To come out of a drawdown, it is possible to try gradually increasing order sizes when market behavior becomes clear, as the probability of the next trade to be profitable only increases with every losing trade before it.
Figure 13. Money management Rules.
The Owl strategy has a rate of return at least two times higher than the objective loss ratio. That is why even having such a ratio of profitable trades to losing trades as 1:3, it allows traders to stay in positive positions and save the deposit. It’s important to understand that any tool should work in skilful hands and the system of risk-management is still of primary importance for those who enter the market with the Owl strategy.
Conclusion.
For the Owl Strategy development there were used fragments of the trading system by the world famous trader Bill Williams, elements of the wave analysis theory by the famous trading analyst Ralph Elliott, and also tested by many traders in practice and very popular indicators: Fibonacci Grid and Fibonacci Fan, as well as ZigZag. The strategy also includes Alexander Elder’s trading principle – the method of simultaneous use of three screens.
The modification of classical indicators implemented in the Owl, does not change their essence, but dynamically adapts them to the changing market conditions at the current stage. Just as not all of the classical candle models work, at least on different markets, some indicators can at least work with a lag, making their use in modern trading less useful than it would be desirable.

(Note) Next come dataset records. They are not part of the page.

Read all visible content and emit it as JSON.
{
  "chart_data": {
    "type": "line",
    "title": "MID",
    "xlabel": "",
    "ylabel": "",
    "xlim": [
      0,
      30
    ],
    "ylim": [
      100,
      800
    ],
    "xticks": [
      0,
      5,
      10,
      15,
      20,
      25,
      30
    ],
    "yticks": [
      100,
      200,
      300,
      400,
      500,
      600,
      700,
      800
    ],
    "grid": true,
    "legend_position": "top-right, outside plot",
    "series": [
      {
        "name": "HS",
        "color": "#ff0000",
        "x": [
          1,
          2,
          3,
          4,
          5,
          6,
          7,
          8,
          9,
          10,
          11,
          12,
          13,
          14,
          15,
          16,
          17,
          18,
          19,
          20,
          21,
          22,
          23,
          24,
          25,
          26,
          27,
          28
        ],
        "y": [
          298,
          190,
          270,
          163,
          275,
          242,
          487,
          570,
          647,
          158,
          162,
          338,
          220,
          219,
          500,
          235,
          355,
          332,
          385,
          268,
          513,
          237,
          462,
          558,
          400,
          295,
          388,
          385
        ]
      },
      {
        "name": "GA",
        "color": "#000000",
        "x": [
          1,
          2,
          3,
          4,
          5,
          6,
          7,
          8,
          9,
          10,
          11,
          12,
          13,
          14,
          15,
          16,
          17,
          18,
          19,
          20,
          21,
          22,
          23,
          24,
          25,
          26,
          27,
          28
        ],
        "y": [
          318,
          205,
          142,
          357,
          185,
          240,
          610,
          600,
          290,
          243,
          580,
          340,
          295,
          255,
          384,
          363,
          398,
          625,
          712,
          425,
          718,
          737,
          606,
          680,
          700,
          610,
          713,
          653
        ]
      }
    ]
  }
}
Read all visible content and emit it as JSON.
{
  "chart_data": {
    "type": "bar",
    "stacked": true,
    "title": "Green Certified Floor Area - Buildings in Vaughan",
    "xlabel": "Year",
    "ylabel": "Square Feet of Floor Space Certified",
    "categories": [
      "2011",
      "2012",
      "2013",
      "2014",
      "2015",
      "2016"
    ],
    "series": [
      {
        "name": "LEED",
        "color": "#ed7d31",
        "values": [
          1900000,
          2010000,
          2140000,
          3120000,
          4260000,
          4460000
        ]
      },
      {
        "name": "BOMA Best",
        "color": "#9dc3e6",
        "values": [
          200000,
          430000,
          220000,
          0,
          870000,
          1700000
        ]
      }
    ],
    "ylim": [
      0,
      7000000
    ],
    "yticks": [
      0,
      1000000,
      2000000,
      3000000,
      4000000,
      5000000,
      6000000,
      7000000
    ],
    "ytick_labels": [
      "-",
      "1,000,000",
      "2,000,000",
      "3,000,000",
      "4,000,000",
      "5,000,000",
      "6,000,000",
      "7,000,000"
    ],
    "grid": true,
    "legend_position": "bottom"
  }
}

The Owl strategy is based on the principle of simultaneous combined use of several indicators. Some of them have been refined and modified, and their further work has been tested in practice for a long time. This represents a complex trading system or smart-strategy, which has a very good risk/return ratio.
All the necessary parameters described above are combined in a new indicator called Owl Smart Levels which displays the resulting parameter of the work of all the parts of the trading system in interaction. Basically, this is a ready-made tool, using which you can fully work on the new profitable trading strategy described above.